In looking for a concrete agitator specifically designed for the most extreme underground conditions, Hanson found a solution in the form of a highly customised Mack Metroliner.
About 30 minutes north-east of Bendigo in Victoria is the Fosterville Gold Mine – a completely underground mine that runs 24/7, all year round.
To prevent the mine shafts collapsing, miners spray high-density, rapid-drying shotcrete onto the walls and ceiling. It’s a great solution to an age-old problem, but the question was in how to get the concrete down there.
Hanson’s concrete plant manager, Matthew Bray, was handed this problem when the company first started negotiating for the contract. He knew from the start that conditions in the mine are extreme, and that any truck going down there needed to be tough enough to handle it.
“It’s a harsh, incredibly dusty environment that often turns to mud and slurry the moment it is exposed to water from the water carts or mining machines,” Bray said. “The temperature down the bottom can get up to 50°C. Truck filters clog up quickly which compound into a vast array of truck faults.”
That’s where Hanson’s super-customised Mack Metroliner comes in. The three new Metroliners are expected to enter service within a month or so and will work around the clock.
“We’ve got 13 drivers doing 12-hour days, seven days a week, with a week off, then the same schedule at night,” said Bray. “We’ve got the Guardian system installed to keep an eye on the drivers, and it vibrates the seat if it detects any signs of fatigue. The trucks never stop, they do two or more trips each per shift, and it’s a three-hour round trip down and back. We service them every 400 hours, and we change every filter every time.”

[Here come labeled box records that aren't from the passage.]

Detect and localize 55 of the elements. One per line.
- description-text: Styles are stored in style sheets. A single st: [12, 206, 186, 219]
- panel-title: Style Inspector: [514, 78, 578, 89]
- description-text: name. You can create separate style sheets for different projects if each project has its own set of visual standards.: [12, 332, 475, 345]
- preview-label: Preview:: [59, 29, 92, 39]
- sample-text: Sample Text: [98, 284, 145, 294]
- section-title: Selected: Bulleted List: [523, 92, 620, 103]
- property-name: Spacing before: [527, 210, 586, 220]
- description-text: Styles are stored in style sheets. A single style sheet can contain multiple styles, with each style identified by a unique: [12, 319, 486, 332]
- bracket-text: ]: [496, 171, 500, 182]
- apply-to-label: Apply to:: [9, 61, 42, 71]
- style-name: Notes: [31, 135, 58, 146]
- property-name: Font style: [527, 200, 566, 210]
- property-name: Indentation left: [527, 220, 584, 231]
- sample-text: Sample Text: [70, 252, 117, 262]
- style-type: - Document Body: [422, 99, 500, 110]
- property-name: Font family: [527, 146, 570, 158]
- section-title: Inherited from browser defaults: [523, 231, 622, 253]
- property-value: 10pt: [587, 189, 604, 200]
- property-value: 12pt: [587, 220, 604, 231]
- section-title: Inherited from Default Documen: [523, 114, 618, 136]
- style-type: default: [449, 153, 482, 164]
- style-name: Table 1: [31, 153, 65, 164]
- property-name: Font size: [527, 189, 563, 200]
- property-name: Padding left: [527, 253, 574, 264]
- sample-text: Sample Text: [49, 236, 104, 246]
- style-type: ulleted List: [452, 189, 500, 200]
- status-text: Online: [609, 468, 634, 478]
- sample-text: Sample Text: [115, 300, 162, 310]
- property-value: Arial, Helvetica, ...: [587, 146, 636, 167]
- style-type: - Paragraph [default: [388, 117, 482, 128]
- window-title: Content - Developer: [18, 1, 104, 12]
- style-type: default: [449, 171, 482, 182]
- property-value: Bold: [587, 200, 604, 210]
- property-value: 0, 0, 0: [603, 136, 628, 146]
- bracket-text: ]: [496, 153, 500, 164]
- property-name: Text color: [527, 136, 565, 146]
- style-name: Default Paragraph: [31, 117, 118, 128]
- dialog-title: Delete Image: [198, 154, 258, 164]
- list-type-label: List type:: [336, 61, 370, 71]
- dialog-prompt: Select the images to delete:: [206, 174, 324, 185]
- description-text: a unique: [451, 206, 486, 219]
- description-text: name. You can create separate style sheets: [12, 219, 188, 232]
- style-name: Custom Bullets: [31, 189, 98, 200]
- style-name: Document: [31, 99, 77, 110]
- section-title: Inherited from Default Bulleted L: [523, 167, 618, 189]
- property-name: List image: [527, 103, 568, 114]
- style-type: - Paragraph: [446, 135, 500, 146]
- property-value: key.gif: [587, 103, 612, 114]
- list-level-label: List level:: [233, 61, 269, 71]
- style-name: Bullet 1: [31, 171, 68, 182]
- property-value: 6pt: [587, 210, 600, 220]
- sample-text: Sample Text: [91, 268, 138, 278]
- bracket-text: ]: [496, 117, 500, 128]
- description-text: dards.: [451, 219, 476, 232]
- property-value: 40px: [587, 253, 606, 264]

Hanson installed all the heavy-duty fittings on the Metroliners, including extra layers of paint and rust-proofing, large custom external trays and a single conveyor guard over the drive wheels with additional bracing to handle the bumpy and steep conditions.
“We go through about ten tyres a month so the single guard will give us more room to change the tyres out. The single guard allows us to mount larger external trays on top, which hold the chutes and some custom wheel chocks we’ve had manufactured,” Bray explained.
“When the floor is underwater, conventional chocks can float away, and if we’re on an extreme gradient they can slip. Having these handy around the truck gives us a bit of reassurance and prevents the truck sliding.”
Bray and his team worked closely with Mack engineers to customise all aspects of the Metroliners, using an agile development process that saw them making changes on the fly as new truck data came to hand from the mine. A good example is keeping the trucks slow enough to stay in control.
“The track is a steep and narrow tunnel that reaches a 7-to-1 gradient in places. Slowing the truck down enough on the descent is a major safety issue, especially when the roads are wet. If the driver sits on the airbrakes all the way down, the compressor can’t keep up and you risk running out of air and not being able to stop. Besides the obvious potential damage caused to the truck, sliding into the tunnel wall could also cause large safety and structural concerns, so this was a large challenge we worked with Mack to engineer out,” said Bray.
To get around this, Hanson imposed a speed limiter of 30 km/h on the engine, installed a transmission retarder to reduce the need for braking, and lowered the diff ratio so the retarder cuts in earlier than usual at low speeds.
“Ideally, we want the drivers to be able to get down there without using the brakes much at all. The retarder is crucial to that, it’s the way we’re expecting to control the descent, especially when the roads are slippery. The drivers are super-excited about it, they’ve had the experience of hubs overheating from riding the brakes and the seals blowing, and we’re confident this approach will solve that.”
In the confined space of the tunnels there’s very little room, so Hanson went with a single-steer model Metroliner and added a four-way camera system so the driver can see all around the vehicle.
“We also added rollover protection on the top just in case,” said Bray. “We had to modify that so it was fully-enclosed and remove all the bolts along the top to make it smooth – we wouldn’t be popular if we ripped the air ventilator bags along the roof of the tunnel.”
Designing and engineering trucks locally in Australia allows Mack to create fully customised trucks for unique tasks. “Pushing the boundaries to drive application excellence is a very strong pillar of the brand and something we’re very proud of,” said vice president of Mack Trucks, Tom Chapman.
“Partnering with Hanson to trailblaze safety and technology advances for the Fosterville Gold Mine project is a great example of this. It’s a real testament to what can be achieved with a strong business partnership where there is a commitment to mutual progress and success.”
Bray says the plan is to run the three new Metroliners for at least five years. “Mack driver trainers are coming down to help our drivers get the most out of them. It’s a complete package, and Mack really pulled out all the stops to build exactly what we were after,” he said.